António Guterres ficou, como manda a Constituição, até dia 6 de Abril, data da tomada de posse do governo liderado por José Durão Barroso. Tal como Costa afirmou que ficaria até à tomada de posse do novo governo.
Orçamento do Estado para 2024 cai?
Diz a Constituição que "as propostas de lei e de referendo caducam com a demissão do Governo", no seu artigo.º 167, n.º6. Isto significaria que o Orçamento de Estado agora em discussão na Assembleia da República, e que seria votado na especialidade a 29 de Novembro, cai automaticamente. Mas pode não ser assim.
Se é verdade que António Costa já se demitiu e que a demissão foi aceite pelo presidente da República - e a CRP diz no artigo 195.º ("Demissão do Governo"), que "A aceitação pelo residente da República do pedido de demissão apresentado pelo primeiro-ministro" (alínea b), também é verdade que o "despacho de dissolução" da Assembleia da República ainda não foi publicado.
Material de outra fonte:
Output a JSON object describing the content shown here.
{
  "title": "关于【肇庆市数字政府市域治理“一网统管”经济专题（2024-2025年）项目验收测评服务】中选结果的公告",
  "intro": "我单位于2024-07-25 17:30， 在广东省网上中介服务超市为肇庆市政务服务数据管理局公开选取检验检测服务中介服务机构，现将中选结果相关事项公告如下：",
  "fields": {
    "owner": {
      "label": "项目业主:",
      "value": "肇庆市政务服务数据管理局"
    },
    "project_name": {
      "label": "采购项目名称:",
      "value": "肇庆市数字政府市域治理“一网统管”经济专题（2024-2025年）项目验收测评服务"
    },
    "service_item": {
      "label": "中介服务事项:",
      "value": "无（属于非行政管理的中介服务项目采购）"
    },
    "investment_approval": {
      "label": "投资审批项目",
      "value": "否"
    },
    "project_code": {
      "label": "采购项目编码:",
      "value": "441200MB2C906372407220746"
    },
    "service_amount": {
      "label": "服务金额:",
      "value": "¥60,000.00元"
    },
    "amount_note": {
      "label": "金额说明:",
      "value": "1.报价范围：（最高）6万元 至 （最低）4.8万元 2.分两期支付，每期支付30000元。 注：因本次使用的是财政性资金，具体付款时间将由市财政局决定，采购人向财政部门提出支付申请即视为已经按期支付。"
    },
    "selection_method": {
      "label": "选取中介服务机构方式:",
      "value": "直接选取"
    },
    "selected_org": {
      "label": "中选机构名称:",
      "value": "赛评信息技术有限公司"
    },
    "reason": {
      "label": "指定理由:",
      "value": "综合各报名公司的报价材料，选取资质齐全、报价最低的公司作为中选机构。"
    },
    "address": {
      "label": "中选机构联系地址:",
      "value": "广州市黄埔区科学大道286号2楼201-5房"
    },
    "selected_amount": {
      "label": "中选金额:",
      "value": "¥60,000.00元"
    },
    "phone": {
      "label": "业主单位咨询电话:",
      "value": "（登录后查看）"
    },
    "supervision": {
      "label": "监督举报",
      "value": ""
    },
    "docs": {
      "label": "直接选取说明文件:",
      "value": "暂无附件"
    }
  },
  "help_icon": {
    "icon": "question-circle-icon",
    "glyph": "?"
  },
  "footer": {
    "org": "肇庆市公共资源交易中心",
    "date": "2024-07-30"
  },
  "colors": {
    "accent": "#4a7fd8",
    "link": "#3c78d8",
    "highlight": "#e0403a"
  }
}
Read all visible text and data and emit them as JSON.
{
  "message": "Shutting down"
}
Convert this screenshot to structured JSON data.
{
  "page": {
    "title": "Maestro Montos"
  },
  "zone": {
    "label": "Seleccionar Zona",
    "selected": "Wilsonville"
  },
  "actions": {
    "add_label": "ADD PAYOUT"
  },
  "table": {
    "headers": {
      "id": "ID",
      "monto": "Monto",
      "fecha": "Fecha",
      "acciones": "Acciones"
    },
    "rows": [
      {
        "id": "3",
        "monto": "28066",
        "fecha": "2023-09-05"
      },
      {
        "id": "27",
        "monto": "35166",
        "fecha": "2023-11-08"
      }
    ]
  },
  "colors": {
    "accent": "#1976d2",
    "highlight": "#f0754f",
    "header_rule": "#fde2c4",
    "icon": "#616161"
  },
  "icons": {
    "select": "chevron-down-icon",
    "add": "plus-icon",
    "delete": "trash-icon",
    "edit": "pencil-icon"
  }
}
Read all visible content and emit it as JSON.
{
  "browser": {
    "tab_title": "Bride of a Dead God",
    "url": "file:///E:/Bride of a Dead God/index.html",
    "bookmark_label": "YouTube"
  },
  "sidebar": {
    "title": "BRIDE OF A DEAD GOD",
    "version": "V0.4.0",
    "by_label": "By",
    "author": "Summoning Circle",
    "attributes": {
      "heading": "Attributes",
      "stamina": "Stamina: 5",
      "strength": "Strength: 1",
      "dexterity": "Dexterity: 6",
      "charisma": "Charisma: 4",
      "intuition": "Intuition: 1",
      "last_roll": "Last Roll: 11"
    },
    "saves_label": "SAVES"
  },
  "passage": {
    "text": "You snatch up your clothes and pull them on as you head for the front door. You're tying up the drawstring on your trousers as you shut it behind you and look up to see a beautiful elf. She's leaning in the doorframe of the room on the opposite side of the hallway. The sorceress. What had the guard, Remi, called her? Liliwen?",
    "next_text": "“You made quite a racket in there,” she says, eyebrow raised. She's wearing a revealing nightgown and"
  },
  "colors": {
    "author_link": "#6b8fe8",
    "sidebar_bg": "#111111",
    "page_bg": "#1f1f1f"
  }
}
Ou seja, os 60 dias só começam a contar a partir da publicação do despacho, o que pode dar alguma margem de manobra ao presidente da República, caso este considere fundamental a aprovação do Orçamento do Estado para que o governo não fique refém de um regime de duodécimos - que significa que o executivo em gestão só pode gastar 1/12 da despesa prevista no OE de 2023.
Nesse caso, o despacho será publicado apenas depois e 29 de Novembro e o Orçamento do Estado para 2024 passará.
Esta é uma solução que não agrada aos partidos da oposição, que consideram impensável herdar um Orçamento, que é um instrumento da gestão e políticas, de um governo que não é o seu.